If you are interested in photography you will probably know that Joseph Nicéphore Niépce is the man who is still credited with the world’s first photograph ever taken. The picture was shot from an upstairs window at Niépce’s Burgundy estate in France in 1826. See the image by clicking here.

What would you think if I told you that Niépce had in fact brought improvements to a very ancient scientific technique, making use of the more modern up-to-date knowledge that was available to him? Studies reckon the science is so ancient that it dates back to 400BC in China! But let’s not get too deep into history, no offence to my Chinese friends, the 16th century AD is an impressive enough period for historical reference of the early beginnings of this amazing scientific discovery: the Camera Obscura, in Latin “dark room”.
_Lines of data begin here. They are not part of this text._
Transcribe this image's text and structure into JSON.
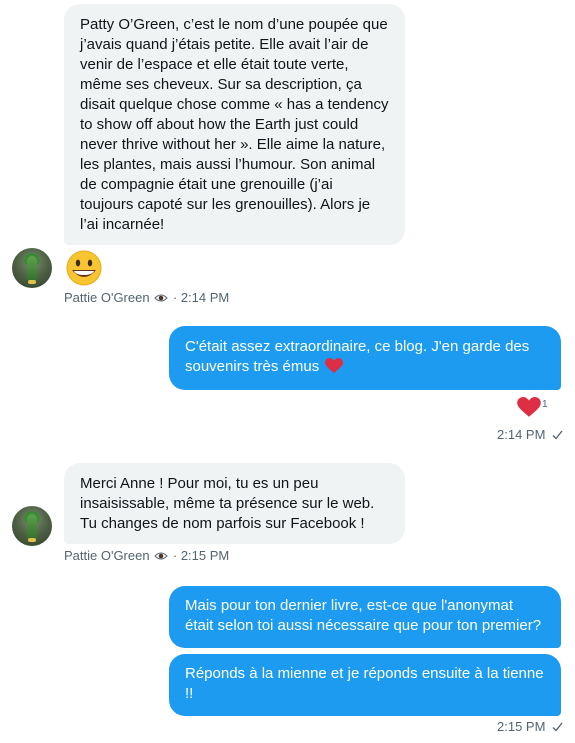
{
  "colors": {
    "incoming_bubble": "#eff3f4",
    "outgoing_bubble": "#1d9bf0",
    "meta_text": "#536471",
    "heart": "#f91880"
  },
  "messages": [
    {
      "direction": "incoming",
      "text": "Patty O’Green, c’est le nom d’une poupée que j’avais quand j’étais petite. Elle avait l’air de venir de l’espace et elle était toute verte, même ses cheveux. Sur sa description, ça disait quelque chose comme « has a tendency to show off about how the Earth just could never thrive without her ». Elle aime la nature, les plantes, mais aussi l’humour. Son animal de compagnie était une grenouille (j’ai toujours capoté sur les grenouilles). Alors je l’ai incarnée!"
    },
    {
      "direction": "incoming",
      "emoji": "grinning-face-emoji"
    },
    {
      "direction": "outgoing",
      "text": "C'était assez extraordinaire, ce blog. J'en garde des souvenirs très émus",
      "inline_icon": "red-heart-emoji",
      "reaction": {
        "icon": "red-heart-emoji",
        "count": "1"
      }
    },
    {
      "direction": "incoming",
      "text": "Merci Anne ! Pour moi, tu es un peu insaisissable, même ta présence sur le web. Tu changes de nom parfois sur Facebook !"
    },
    {
      "direction": "outgoing",
      "text": "Mais pour ton dernier livre, est-ce que l'anonymat était selon toi aussi nécessaire que pour ton premier?"
    },
    {
      "direction": "outgoing",
      "text": "Réponds à la mienne et je réponds ensuite à la tienne !!"
    }
  ],
  "group_meta": [
    {
      "sender": "Pattie O'Green",
      "sender_icon": "eye-emoji",
      "separator": "·",
      "time": "2:14 PM"
    },
    {
      "time": "2:14 PM",
      "status_icon": "sent-check-icon"
    },
    {
      "sender": "Pattie O'Green",
      "sender_icon": "eye-emoji",
      "separator": "·",
      "time": "2:15 PM"
    },
    {
      "time": "2:15 PM",
      "status_icon": "sent-check-icon"
    }
  ]
}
In those days of the mid-1500s, glass lenses and mirrors were already used to direct images into a large box and the Camera Obscura was used as a drawing aid by artists and by astronomers to view solar eclipses without hurting their eyes. 

How did it work?

You would first need a bright day to go and stand inside a dark room, a large box really, where the only opening would be a pinhole through which light would penetrate inside, thus reflecting the outside world upside down on the opposite flat wall surface. The secret to this amazing feat is found in the law of optic and it goes like this: the image is flipped because light travels in a straight line and all the points of the outside scene emit light. They do that all at the same time, sending it through the pinhole straight onto the back wall, creating new points of light on the flat surface and making the top image come through the bottom and the bottom image through the top.

Once the pinhole had been replaced by lenses around 1150, the increase in the size of the aperture meant that the picture reflected on the flat surface inside the Camera Obscura was much brighter. Further experiments lead to moving and adjusting lenses in order to obtain the right focus.
All this time, the Camera Obscura was a very large and rather permanent set-up, that is until 1604 when Johannes Kepler, a German astronomer came up with the convenient idea of a portable one, a tent really that hosted a plain poster to receive the projection. Doesn’t it remind you of what the Wild, Wild West photographers were using?
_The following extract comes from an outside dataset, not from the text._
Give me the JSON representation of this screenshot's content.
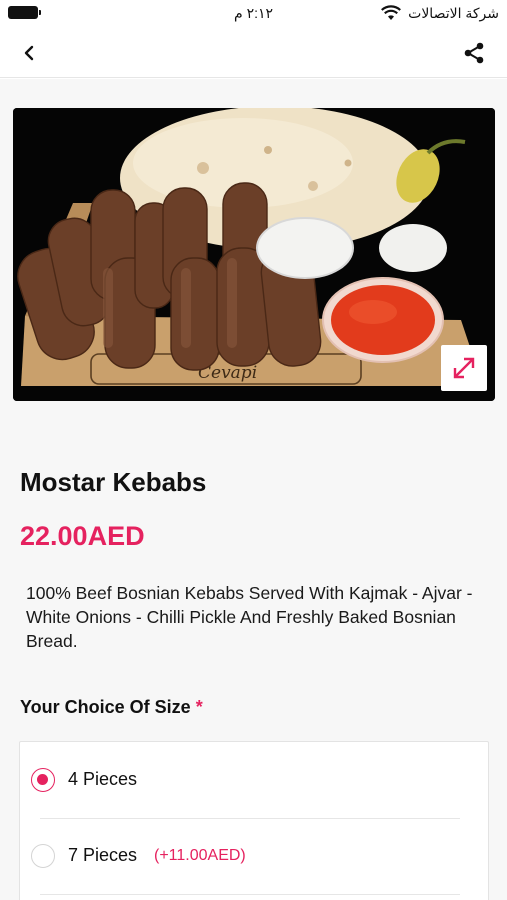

Fast forward to 1816 and to Nicéphore Niépce. It was his passion for printing that led the French inventor to develop a Camera Obscura, this time exposing to light paper covered in silver chloride. One can only imagine how awesome he must have felt when a familiar although rather blur picture of his neighbourhood revealed itself after an exposure of 8 hours! The result is the first known camera photograph which is still preserved today printed as it was by Niépce on a sheet of bitumen-coated pewter.

The technique to develop positive images directly on paper was discovered in 1839 by another French inventor named Hippolyte Bayard. Paper was later replaced with glass, in 1847. From then on, science just kept on progressing, with new chemicals and refined lenses, followed with the invention of shutter plates and of course the advent of colour photography. 
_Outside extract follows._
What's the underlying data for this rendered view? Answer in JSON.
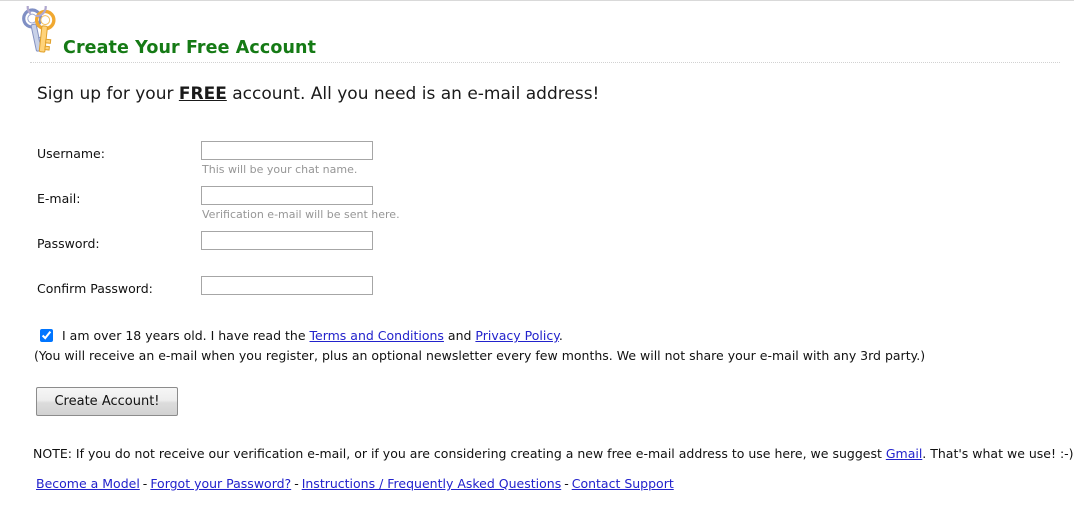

The photographic camera as we know it was developed from the Camera Obscura (see image here); I find it absolutely mind-blowing to think that the idea was born in the human mind some 2500 years ago and probably much earlier. What amazes me too is that it took almost all this time for the science to develop and give us what we knew until recently as photo cameras then to suddenly shift into a flash-speed time travel race to deliver digital cameras and smartphone cameras. Now I hold my breath to see what’s coming!